Limitations: small retrospective study and the expectation that their SCR would capture the true relapse rate.

The second study, using a Manitoba database, shows a strikingly-high rate of nonuse of medical therapy. Between 1996-2012, 3902 patients with IBD were identified; 47% with Crohn’s disease (CD) and 53% with ulcerative colitis (UC).  While only 11.7% of IBD patients did not have medication dispensed in the first year after diagnosis, beyond this period, “roughly half of all patients with IBD have not used IBD-specific medications in the previous year.”  The authors are not certain how much nonuse is due to nonadherence or nonprescription. They note that there was higher nonuse in patients with CD, possibly due to use of surgical treatment.  However, they note that multiple medications have been shown to reduce postsurgical relapse in CD.

My take: There are a lot of patients off therapy, both due to withdrawal of therapy when doing well and others due to nonadherence or nonprescription.  With or without overt symptoms, these studies make one wonder whether undertreatment will lead to long-term complications or whether there could be a significant number of patients who are overtreated.  Either way, it remains quite difficult to predict which patients will do well off medical therapy.

Broadcasters Really Know the Key Points to Winning!

Broadcasters Really Know the Key Points to Winning!

What HBV Testing is Needed Before Tumor Necrosis Factor Inhibitor Therapy

As noted in a previous blog post (What’s Going on with Hepatitis A and Hepatitis B?):

Hepatitis B Reactivation risk & recommendation: (For all of the specifics — Full text article link)

  • High risk of reactivation (>10%): B cell depleting agents (eg. rituximab, ofatumumab), anthracycline derivatives (eg. doxorubicin, epirubicin), and daily moderate to high dose steroids (>10 mg) for at least 4 weeks. Recommendation: Use HBV prophylaxis
  • Moderate risk of reactivation (1-10%): anti-TNF therapy, integrin inhibitors (eg. ustekinimab, vedolizumab), tyrosine kinase inhibitors, low-dose steroids daily (<10 mg/day) for at least 4 weeks.  Recommendation: Use HBV prophylaxis if HBsAg-positive but not if only anti-HBc-positive
  • Low risk of reactivation (<1%): azathiopurine, 6-mercaptopurine, methotrexate. Recommendation: No antiviral prophylaxis required.

For those interested in a more detailed summary of the recommendations: AGA Website HBV Reactivation Recommendations

In line with the reactivation risk, a new study (and editorial) (M Barone et al. Hepatology 2015; 62: 40-6; editorial BP Perillo. Hepatology 2105; 62: 16-8) indicates that for those receiving tumor necrosis inhibitor (anti-TNF) monotherapy, hepatitis B screening requires only checking HBsAg. The study examined a total of 1218 Caucasian rheumatologic patients (receiving biologic agents) between 2001-12. In this cohort, the authors identified 179 patients who had a previously resolved HBV infection; 146 treated with anti-TNF, 14 with rituximab, and 19 with other biologic therapy. Key finding: HBV reactivation was not seen in these patients.

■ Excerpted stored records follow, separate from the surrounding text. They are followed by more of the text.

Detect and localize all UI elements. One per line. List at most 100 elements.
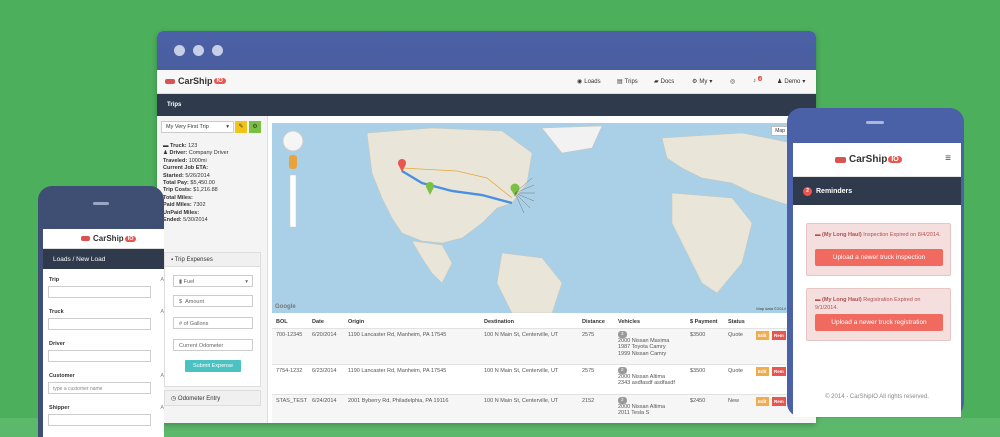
upload-registration-button[interactable]: Upload a newer truck registration <box>815 314 943 331</box>
remove-button[interactable]: Rem <box>772 331 786 340</box>
info-row: Paid Miles: 7302 <box>163 202 228 209</box>
nav-label: Loads <box>584 78 601 85</box>
mobile-navbar: CarShip IO <box>43 229 164 249</box>
panel-title: Trip Expenses <box>174 257 213 263</box>
brand-logo[interactable]: CarShip IO <box>165 76 226 86</box>
brand-logo[interactable]: CarShip IO <box>835 154 902 165</box>
column-header[interactable]: Date <box>312 319 324 325</box>
odometer-input[interactable]: Current Odometer <box>173 339 253 351</box>
upload-inspection-button[interactable]: Upload a newer truck inspection <box>815 249 943 266</box>
date-cell: 6/20/2014 <box>312 332 337 338</box>
field-action[interactable]: A <box>160 405 164 411</box>
bol-cell: 7754-1232 <box>276 368 303 374</box>
customer-input[interactable]: type a customer name <box>48 382 151 394</box>
info-row: Current Job ETA: <box>163 165 228 172</box>
folder-icon: ▰ <box>654 79 659 85</box>
notification-badge: 4 <box>758 76 763 81</box>
edit-button[interactable]: Edit <box>756 367 769 376</box>
truck-icon: ▬ <box>815 297 821 303</box>
window-dot[interactable] <box>212 45 223 56</box>
mobile-navbar: CarShip IO ≡ <box>793 143 961 177</box>
fuel-icon: ▮ <box>179 279 183 285</box>
nav-trips[interactable]: ▤ Trips <box>617 78 638 86</box>
info-label: Truck: <box>170 143 187 149</box>
shipper-input[interactable] <box>48 414 151 426</box>
edit-button[interactable]: Edit <box>756 397 769 406</box>
remove-button[interactable]: Rem <box>772 397 786 406</box>
caret-down-icon: ▾ <box>245 279 248 285</box>
trip-settings-button[interactable]: ⚙ <box>249 121 261 133</box>
chevron-down-icon: ▾ <box>709 79 713 85</box>
customer-label: Customer <box>49 373 75 379</box>
edit-trip-button[interactable]: ✎ <box>235 121 247 133</box>
column-header[interactable]: $ Payment <box>690 319 718 325</box>
nav-label: My <box>699 78 708 85</box>
nav-my[interactable]: ⚙ My ▾ <box>692 78 713 86</box>
info-label: Driver: <box>169 150 188 157</box>
list-icon: ▪ <box>171 257 174 263</box>
gallons-input[interactable]: # of Gallons <box>173 317 253 329</box>
edit-button[interactable]: Edit <box>756 331 769 340</box>
nav-docs[interactable]: ▰ Docs <box>654 78 674 86</box>
column-header[interactable]: BOL <box>276 319 288 325</box>
table-row[interactable]: 7754-1232 6/23/2014 1190 Lancaster Rd, M… <box>272 364 816 394</box>
gear-icon: ⚙ <box>692 79 698 85</box>
trip-select[interactable]: My Very First Trip ▾ <box>161 121 234 133</box>
odometer-placeholder: Current Odometer <box>179 343 224 349</box>
window-dot[interactable] <box>193 45 204 56</box>
car-icon <box>81 236 90 241</box>
amount-input[interactable]: $ Amount <box>173 295 253 307</box>
breadcrumb[interactable]: Loads / New Load <box>43 249 164 269</box>
expense-type-select[interactable]: ▮ Fuel ▾ <box>173 275 253 287</box>
column-header[interactable]: Destination <box>484 319 514 325</box>
pencil-icon: ✎ <box>238 124 244 130</box>
caret-down-icon: ▾ <box>226 124 229 130</box>
column-header[interactable]: Status <box>728 319 745 325</box>
panel-header: ◷ Odometer Entry <box>165 391 260 405</box>
remove-button[interactable]: Rem <box>772 367 786 376</box>
payment-cell: $3500 <box>690 368 706 374</box>
left-phone: CarShip IO Loads / New Load Trip A Truck… <box>38 186 164 437</box>
truck-input[interactable] <box>48 318 151 330</box>
trip-info: ▬ Truck: 123 ♟ Driver: Company Driver Tr… <box>163 143 228 224</box>
info-label: Ended: <box>163 217 182 224</box>
vehicle-item: 1987 Toyota Camry <box>618 344 666 351</box>
column-header[interactable]: Vehicles <box>618 319 640 325</box>
truck-label: Truck <box>49 309 64 315</box>
destination-cell: 100 N Main St, Centerville, UT <box>484 368 559 374</box>
column-header[interactable]: Origin <box>348 319 364 325</box>
window-dot[interactable] <box>174 45 185 56</box>
nav-user[interactable]: ♟ Demo ▾ <box>777 78 805 86</box>
info-row: UnPaid Miles: <box>163 210 228 217</box>
driver-input[interactable] <box>48 350 151 362</box>
hamburger-menu-icon[interactable]: ≡ <box>945 153 951 164</box>
odometer-panel[interactable]: ◷ Odometer Entry <box>164 390 261 406</box>
nav-notifications[interactable]: ♪ 4 <box>753 76 763 84</box>
reminders-count-badge: 2 <box>803 186 812 196</box>
column-header[interactable]: Distance <box>582 319 605 325</box>
vehicle-count-badge: 2 <box>618 367 627 374</box>
route-map[interactable]: Map Google Map data ©2014 Google, INEGI <box>272 123 816 313</box>
user-icon: ♟ <box>163 150 168 157</box>
brand-name: CarShip <box>849 154 888 165</box>
truck-icon: ▬ <box>815 232 821 238</box>
footer-text: © 2014 - CarShipIO All rights reserved. <box>825 394 929 400</box>
field-action[interactable]: A <box>160 277 164 283</box>
info-value: 5/30/2014 <box>183 217 208 224</box>
trip-input[interactable] <box>48 286 151 298</box>
nav-help[interactable]: ◎ <box>730 78 735 85</box>
vehicle-item: 2343 asdfasdf asdfasdf <box>618 380 675 387</box>
submit-expense-button[interactable]: Submit Expense <box>185 360 241 372</box>
driver-label: Driver <box>49 341 65 347</box>
gallons-placeholder: # of Gallons <box>179 321 209 327</box>
nav-loads[interactable]: ◉ Loads <box>577 78 601 86</box>
info-row: Trip Costs: $1,216.88 <box>163 187 228 194</box>
table-row[interactable]: 700-12345 6/20/2014 1190 Lancaster Rd, M… <box>272 328 816 364</box>
field-action[interactable]: A <box>160 309 164 315</box>
brand-logo[interactable]: CarShip IO <box>81 234 137 243</box>
phone-speaker <box>93 202 109 205</box>
info-label: Paid Miles: <box>163 202 192 209</box>
table-row[interactable]: STAS_TEST 6/24/2014 2001 Byberry Rd, Phi… <box>272 394 816 423</box>
field-action[interactable]: A <box>160 373 164 379</box>
clock-icon: ◷ <box>171 396 177 402</box>
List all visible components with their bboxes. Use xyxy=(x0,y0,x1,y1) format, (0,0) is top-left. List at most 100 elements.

Bottomline: For most pediatric patients receiving anti-TNF monotherapy (eg. infliximab, adalimumab), screening with HBsAg alone should suffice.

Disclaimer: These blog posts are for educational purposes only. Specific dosing of medications/diets (along with potential adverse effects) should be confirmed by prescribing physician/nutritionist.  This content is not a substitute for medical advice, diagnosis or treatment provided by a qualified healthcare provider. Always seek the advice of your physician or other qualified health provider with any questions you may have regarding a condition.